Hitwoman
I remember about ten total conversations I've ever had in any sort of detail. The biggest piece of the pie chart is "times when I embarrassed myself." The rest are times that did not seem particularly consequential at the time, and as I grew older, I realized that they were indeed inconsequential. My brain has a system of sorting things (and throwing memories away) that I clearly have no control over.
I very clearly remember one walk home from school with a girl I knew. We were friends in the way you often were with childhood friends- we lived in the same neighborhood and were roughly the same age, so our parents told us we were friends.
We were walking home one day, and apparently her mother had done something that she was not happy about (what could it possibly have been? she wouldn't buy her butterfly hair clips? she wouldn't let her go to the movies with the 'boyfriend' she was too scared to talk to in person? she wasn't allowed to use the computer for the four hours it would take to load a single webpage?) She did a sort of hair flip, which my brain may have added retroactively for affect, and declared dramatically- "Mo." (I was still using this androgynous, Stooge-y nickname for my given first name at this point) "You have to promise me something." I guess I nodded or thrust out my pinky or something because she was satisfied enough to continue, "If I ever. EVER. end up like my mother, just kill me."
For whatever reason I remember, vividly, this conditional request for me to ultimately bump someone off, that I solemnly swore to undertake should it become necessary. Not once did either of think I would find myself needing to go through with it.
I rarely go back to church anymore.
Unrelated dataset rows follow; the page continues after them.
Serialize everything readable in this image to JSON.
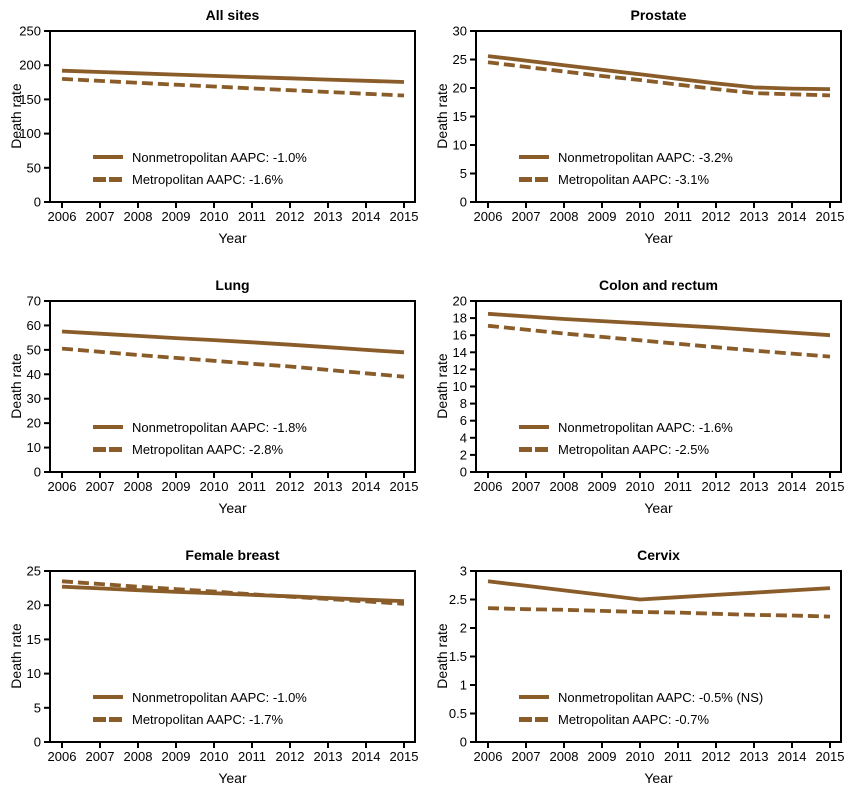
{
  "colors": {
    "line": "#8a5c29",
    "axis": "#000000",
    "text": "#000000"
  },
  "years": [
    2006,
    2007,
    2008,
    2009,
    2010,
    2011,
    2012,
    2013,
    2014,
    2015
  ],
  "chart_data": [
    {
      "id": "all-sites",
      "type": "line",
      "title": "All sites",
      "xlabel": "Year",
      "ylabel": "Death rate",
      "ylim": [
        0,
        250
      ],
      "yticks": [
        0,
        50,
        100,
        150,
        200,
        250
      ],
      "grid": false,
      "legend_position": "lower-left-inside",
      "series": [
        {
          "name": "Nonmetropolitan",
          "label": "Nonmetropolitan AAPC: -1.0%",
          "aapc": "-1.0%",
          "style": "solid",
          "values": [
            192.0,
            190.1,
            188.2,
            186.3,
            184.4,
            182.6,
            180.8,
            179.0,
            177.2,
            175.4
          ]
        },
        {
          "name": "Metropolitan",
          "label": "Metropolitan AAPC: -1.6%",
          "aapc": "-1.6%",
          "style": "dashed",
          "values": [
            180.0,
            177.1,
            174.3,
            171.5,
            168.8,
            166.1,
            163.4,
            160.8,
            158.2,
            155.7
          ]
        }
      ]
    },
    {
      "id": "prostate",
      "type": "line",
      "title": "Prostate",
      "xlabel": "Year",
      "ylabel": "Death rate",
      "ylim": [
        0,
        30
      ],
      "yticks": [
        0,
        5,
        10,
        15,
        20,
        25,
        30
      ],
      "grid": false,
      "legend_position": "lower-left-inside",
      "series": [
        {
          "name": "Nonmetropolitan",
          "label": "Nonmetropolitan AAPC: -3.2%",
          "aapc": "-3.2%",
          "style": "solid",
          "values": [
            25.6,
            24.8,
            24.0,
            23.2,
            22.4,
            21.6,
            20.8,
            20.1,
            19.9,
            19.8
          ]
        },
        {
          "name": "Metropolitan",
          "label": "Metropolitan AAPC: -3.1%",
          "aapc": "-3.1%",
          "style": "dashed",
          "values": [
            24.5,
            23.7,
            22.9,
            22.1,
            21.4,
            20.6,
            19.8,
            19.1,
            18.9,
            18.7
          ]
        }
      ]
    },
    {
      "id": "lung",
      "type": "line",
      "title": "Lung",
      "xlabel": "Year",
      "ylabel": "Death rate",
      "ylim": [
        0,
        70
      ],
      "yticks": [
        0,
        10,
        20,
        30,
        40,
        50,
        60,
        70
      ],
      "grid": false,
      "legend_position": "lower-left-inside",
      "series": [
        {
          "name": "Nonmetropolitan",
          "label": "Nonmetropolitan AAPC: -1.8%",
          "aapc": "-1.8%",
          "style": "solid",
          "values": [
            57.5,
            56.6,
            55.7,
            54.8,
            54.0,
            53.1,
            52.1,
            51.1,
            50.0,
            49.0
          ]
        },
        {
          "name": "Metropolitan",
          "label": "Metropolitan AAPC: -2.8%",
          "aapc": "-2.8%",
          "style": "dashed",
          "values": [
            50.5,
            49.2,
            47.9,
            46.7,
            45.5,
            44.3,
            43.2,
            41.8,
            40.4,
            39.0
          ]
        }
      ]
    },
    {
      "id": "colon-and-rectum",
      "type": "line",
      "title": "Colon and rectum",
      "xlabel": "Year",
      "ylabel": "Death rate",
      "ylim": [
        0,
        20
      ],
      "yticks": [
        0,
        2,
        4,
        6,
        8,
        10,
        12,
        14,
        16,
        18,
        20
      ],
      "grid": false,
      "legend_position": "lower-left-inside",
      "series": [
        {
          "name": "Nonmetropolitan",
          "label": "Nonmetropolitan AAPC: -1.6%",
          "aapc": "-1.6%",
          "style": "solid",
          "values": [
            18.5,
            18.2,
            17.9,
            17.65,
            17.4,
            17.15,
            16.9,
            16.6,
            16.3,
            16.0
          ]
        },
        {
          "name": "Metropolitan",
          "label": "Metropolitan AAPC: -2.5%",
          "aapc": "-2.5%",
          "style": "dashed",
          "values": [
            17.1,
            16.65,
            16.2,
            15.8,
            15.4,
            15.0,
            14.6,
            14.2,
            13.85,
            13.5
          ]
        }
      ]
    },
    {
      "id": "female-breast",
      "type": "line",
      "title": "Female breast",
      "xlabel": "Year",
      "ylabel": "Death rate",
      "ylim": [
        0,
        25
      ],
      "yticks": [
        0,
        5,
        10,
        15,
        20,
        25
      ],
      "grid": false,
      "legend_position": "lower-left-inside",
      "series": [
        {
          "name": "Nonmetropolitan",
          "label": "Nonmetropolitan AAPC: -1.0%",
          "aapc": "-1.0%",
          "style": "solid",
          "values": [
            22.7,
            22.45,
            22.2,
            21.95,
            21.75,
            21.5,
            21.3,
            21.05,
            20.8,
            20.6
          ]
        },
        {
          "name": "Metropolitan",
          "label": "Metropolitan AAPC: -1.7%",
          "aapc": "-1.7%",
          "style": "dashed",
          "values": [
            23.5,
            23.1,
            22.7,
            22.35,
            22.0,
            21.6,
            21.25,
            20.9,
            20.55,
            20.2
          ]
        }
      ]
    },
    {
      "id": "cervix",
      "type": "line",
      "title": "Cervix",
      "xlabel": "Year",
      "ylabel": "Death rate",
      "ylim": [
        0,
        3
      ],
      "yticks": [
        0,
        0.5,
        1,
        1.5,
        2,
        2.5,
        3
      ],
      "grid": false,
      "legend_position": "lower-left-inside",
      "series": [
        {
          "name": "Nonmetropolitan",
          "label": "Nonmetropolitan AAPC: -0.5% (NS)",
          "aapc": "-0.5% (NS)",
          "style": "solid",
          "values": [
            2.82,
            2.74,
            2.66,
            2.58,
            2.5,
            2.54,
            2.58,
            2.62,
            2.66,
            2.7
          ]
        },
        {
          "name": "Metropolitan",
          "label": "Metropolitan AAPC: -0.7%",
          "aapc": "-0.7%",
          "style": "dashed",
          "values": [
            2.35,
            2.33,
            2.32,
            2.3,
            2.28,
            2.27,
            2.25,
            2.23,
            2.22,
            2.2
          ]
        }
      ]
    }
  ]
}
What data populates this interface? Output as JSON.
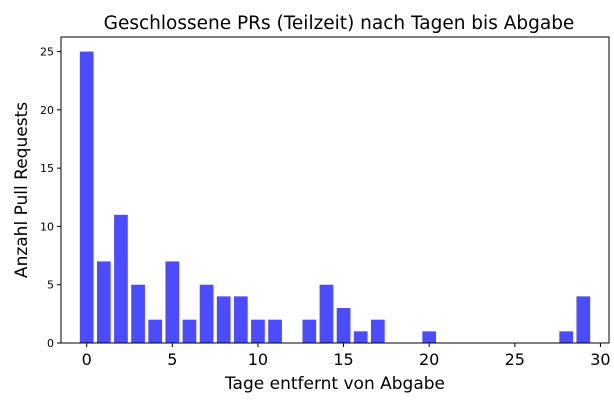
{
  "chart_data": {
    "type": "bar",
    "title": "Geschlossene PRs (Teilzeit) nach Tagen bis Abgabe",
    "xlabel": "Tage entfernt von Abgabe",
    "ylabel": "Anzahl Pull Requests",
    "x": [
      0,
      1,
      2,
      3,
      4,
      5,
      6,
      7,
      8,
      9,
      10,
      11,
      13,
      14,
      15,
      16,
      17,
      20,
      28,
      29
    ],
    "values": [
      25,
      7,
      11,
      5,
      2,
      7,
      2,
      5,
      4,
      4,
      2,
      2,
      2,
      5,
      3,
      1,
      2,
      1,
      1,
      4
    ],
    "xlim": [
      -1.5,
      30.5
    ],
    "ylim": [
      0,
      26.25
    ],
    "xticks": [
      "0",
      "5",
      "10",
      "15",
      "20",
      "25",
      "30"
    ],
    "yticks": [
      "0",
      "5",
      "10",
      "15",
      "20",
      "25"
    ],
    "bar_color": "#4b4bff",
    "grid": false,
    "legend": "none"
  }
}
I grew up going every single Sunday. We would have Sunday School in the AM before the service, and our family was Extremely Involved. I was expected to make an appearance every week with no exceptions. Naturally, I loved it (I did not.) but it was important to my mom and so we went.
When I'm back in Philadelphia now, as an adult, I'll go every once in a while. My beliefs haven't really changed since teenagerhood (it's sort of an agnostic flavor of cynicism laced with a stubborn refusal to declare myself an atheist because fuck if I know why we're here) but most of the people I knew from the community have grown up and moved on, and there is a new batch of families at the services, most of whom I don't recognize.
When I do go, however, there is one group of church personnel that never seems to change, and that is the church choir. Every Sunday, a very slightly different combination of the same people shuffle up to the altar and sing their hearts out along to a flamboyant backing track with a confusing concentration of African percussion. And every time I've come home and gone to a service, I have seen my friend shuffle right alongside her mom, turn to the congregation and proceed to look and sing EXACTLY like her mother.
If we go by sight, the level of similarity is unnerving. She sports the same bangs as her mother, her adult facial features are an exact replica. They even wear the same choir robe (although to be fair, so does everyone in the choir.)
So the question becomes- at what point do I have an obligation to murder her? I feel at the moment that I don't have enough information. Just because they look identical, doesn't mean she's become her mother. And further- maybe she's exactly like her mom, but she's happy. I could ask her I guess but, we stopped being friends in the way that you often did with your childhood friends- you no longer live in the same neighborhood and while you remain roughly the same age, there aren't two sets of parents actively facilitating playdates for you.
I do wonder why my brain holds on to certain things and lets other things go. My memory is notoriously bad. I can't tell you the general plot of books that I loved reading. I don't remember that quote from a TV show (unless it's The Office, when I can, but only because I've seen it more times than a healthy human should.) I remember pieces of the birthday parties I had as a kid, but mostly because of the photo evidence I've seen since.
Sometimes I wonder if this is why I have such a hard time breaking out of behavioral patterns that aren't helping me. While I remember the vague feeling of the consequences, I don't remember each and every fact of my past experiences, which leaves me open to doing some of the same things over and over and expecting different results. Is that actually insane or just extremely human (is there a difference?) And while we're asking the tough questions, how is it that Gael Garcia Bernal is as hot as he is?